Kirays Joel, NY – The proposed Kiryas Joel annexation has cleared yet another legal hurdle as the Town of Monroe board passed a 164 acre annexation plan by a vote of four to one at a meeting held tonight while simultaneously shooting down a larger plan that would have allowed a larger 507 acre expansion.

A large contingent of United Monroe supporters rallied at a local McDonalds prior to the meeting and walked en masse to the meeting, held at the Bais Rochel Paradise Hall in Kiryas Joel, almost two miles away.

Tension was palpable in the large room, with audience members holding signs and the Monroe town board separated from spectators by metal police-style barricades during the hour long meeting which was peppered with both jeers and applause.

The vote was presented as a “vote in common,” with board members voting on a plan that would reject the larger 507 acre annexation plan while simultaneously approving the 164 acre plan, according to Paul Larrabee of Corning Place Communications, which represents the village of Kiryas Joel.

Larrabbee said he could not explain why the two proposals were presented as a single vote that would only allow for approval of the smaller plan while rejecting the larger one.

The 164 acre proposal will move on to the next stage of the annexation process with residents of the area to be annexed casting their votes on the plan after a mandatory 30 day waiting period has passed.

Neither Emily Convers, head of United Monroe, nor Ari Felberman, government relations coordinator for Kiryas Joel was available for comment.

Orange County Executive Steven Neuhaus released a statement tonight condemning the vote.

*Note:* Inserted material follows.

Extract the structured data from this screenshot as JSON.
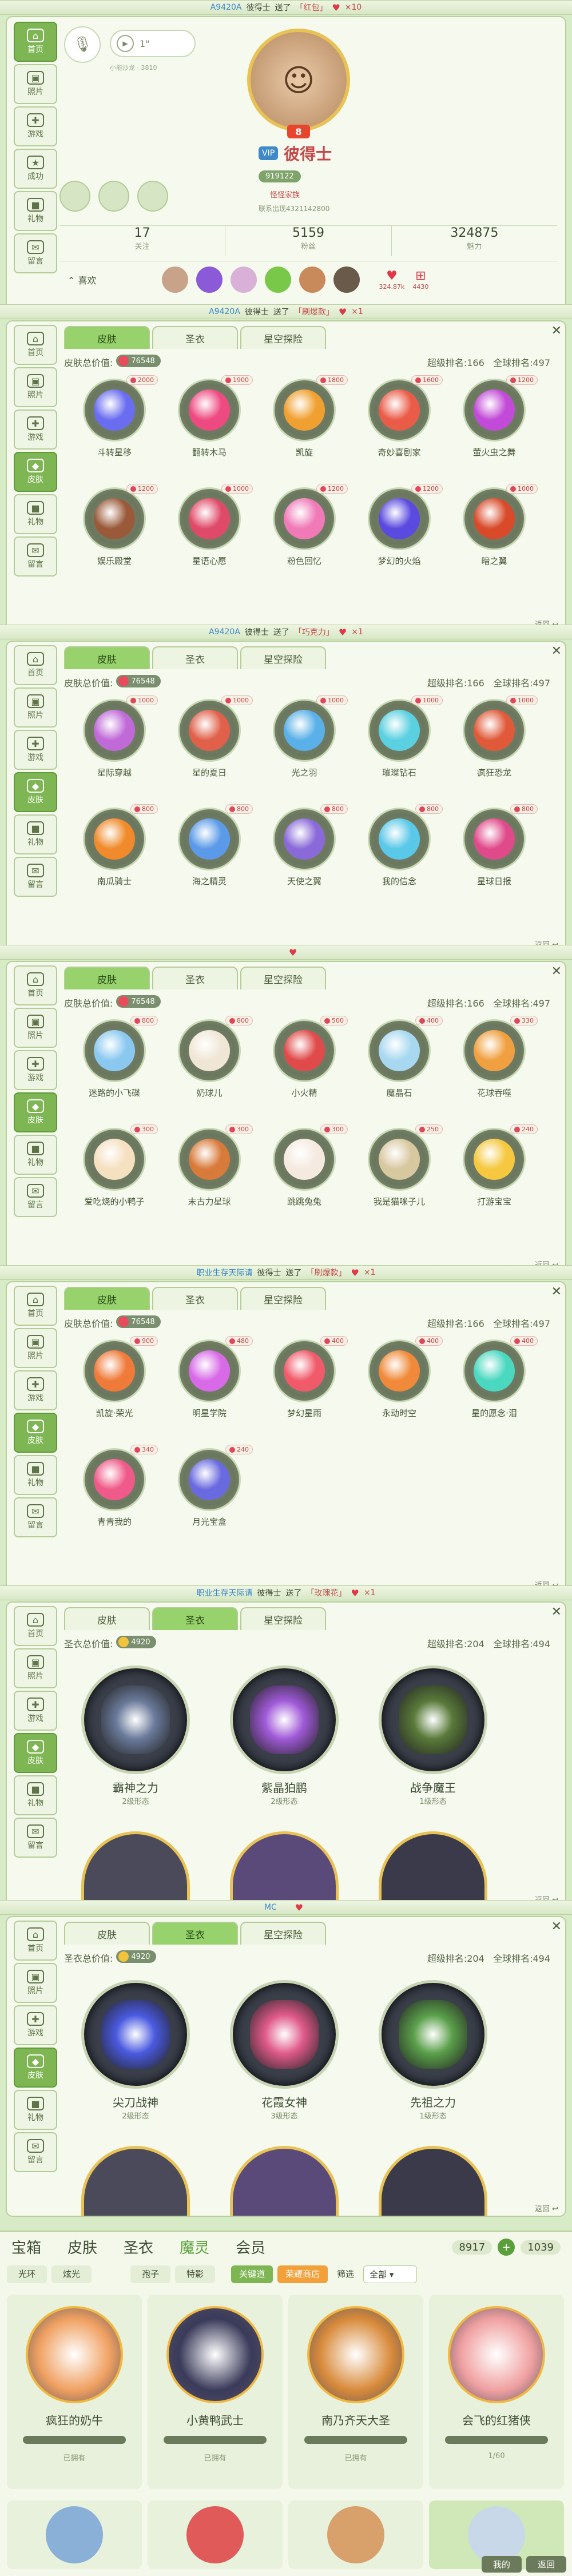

“The decision does not surprise me but it was definitely wrong,” said Neuhaus. “There is a significant lack of leadership in the Town of Monroe. This annexation is not in the overall interest of the public.”

Neuhaus faulted the state for not naming Orange County as the lead agency in the annexation process and for introducing legislation that might have halted the annexation in the eleventh hour, when it was too late to be of use.

Neuhaus called on L. Stephen Brescia, chairman of the Orange County Legislature to convene a special meeting as soon as possible in order to determine the county’s next step.

“Time is of the essence,” said Neuhaus, with a nod to the mandatory waiting period before the next vote can take place..  “The options we have available to us today will not exist in 30 days.”